Tim posted on 7/17/2014 10:34 AM
I think this visualization does what you want it to. The way the formatting is set up (with the class rank as the column headings and gender as the row headings) emphasizes the distinction between each class year. The only facet that might be interesting to identify is that the sample of freshmen from 2011 should be representative and comparable to the juniors of 2013; along with sophomores of 2011 and seniors of 2013. I'm not familiar with Tableau, but that might be something to point out in your descriptions, or accompanying visualizations. Overall, this shows how these groups of students' satisfaction has changed over time.
Terry posted on 7/17/2014 11:12 AM
I think what strikes me the most is the total look of the charts. They all flow together and present a very nice visual effect.
Jeff posted on 7/17/2014 1:25 PM
These results vary a surprising amount. The graphs help to illustrate that, but it also raises questions of statistical significance. At the very least, what would help in interpreting this data would be to somehow show the sample sizes.

Another suggestion would be to compute an average score for each data point -- weighting each satisfaction level from 1 to 7 (or 0 to 6). You could then even compute T-tests on this average to begin to interpret whether the changes are statistically significant.
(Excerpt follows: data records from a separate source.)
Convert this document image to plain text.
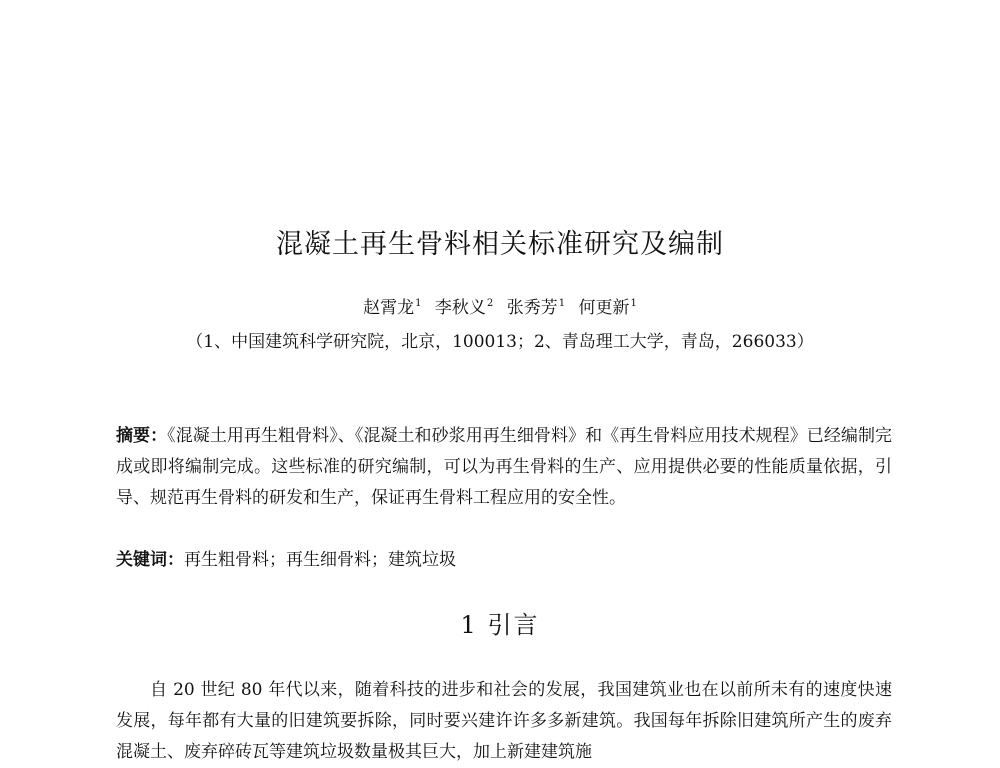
混凝土再生骨料相关标准研究及编制
赵霄龙$^1$ 李秋义$^2$ 张秀芳$^1$ 何更新$^1$
（1、中国建筑科学研究院，北京，100013；2、青岛理工大学，青岛，266033）
摘要：《混凝土用再生粗骨料》、《混凝土和砂浆用再生细骨料》和《再生骨料应用技术规程》已经编制完成或即将编制完成。这些标准的研究编制，可以为再生骨料的生产、应用提供必要的性能质量依据，引导、规范再生骨料的研发和生产，保证再生骨料工程应用的安全性。
关键词：再生粗骨料；再生细骨料；建筑垃圾
1 引言
自 20 世纪 80 年代以来，随着科技的进步和社会的发展，我国建筑业也在以前所未有的速度快速发展，每年都有大量的旧建筑要拆除，同时要兴建许许多多新建筑。我国每年拆除旧建筑所产生的废弃混凝土、废弃碎砖瓦等建筑垃圾数量极其巨大，加上新建建筑施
The basic problem is that 2 data points don't make a trend. This graphic approach to survey analysis will become more meaningful once you do your next survey and have a third data point that will help to visually illustrate the noise in the data.
Robert posted on 7/18/2014 4:24 PM
This is an interesting display. General male satisfaction has grown or remained stable through each of the class levels. Whereas, the opposite is true of females with the senior class being the most stable. Just as interesting for me is the class level progression trends. For example, the Freshmen from 2011 to Juniors in 2013 decrease for females in a meaningful downturn, but female Sophomores from 2011 to 2013 Seniors increased in general satisfaction. The male Freshmen and Sophomores from 2011-2013 as Juniors and Seniors respectively both increased in general satisfaction. For me, the trend in class across time is as important as the trend within class across time. These charts are great for examining the the same class level across time, and could have some potential for looking at class level progress across time. Good job.
Marc posted on 7/22/2014 3:48 PM
We do the NL survey every Fall. I am absolutely stealing this, Sam.
Sam posted on 7/24/2014 1:51 PM
Go right ahead Marc!
Liz posted on 7/30/2014 9:55 AM
I really like this - it is a great way to present a lot of data at once and transform it into information, don't you think? I think these are good examples of how pulling back from the actual numbers and seeing the forest, not the trees, helps to show the insight. I've passed this on to my group also. THANKS!
Betsy posted on 1/5/2016 10:22 AM
Nice work, Sam. The color scheme works well to help reduce the confusion with a 7-point scale. It also leads to interesting questions about specific sub-groups, assuming there are enough of them: e.g., Why greater extremes for Junior males, or the increasing "meh" for Freshmen females when Freshmen males are showing improved satisfaction?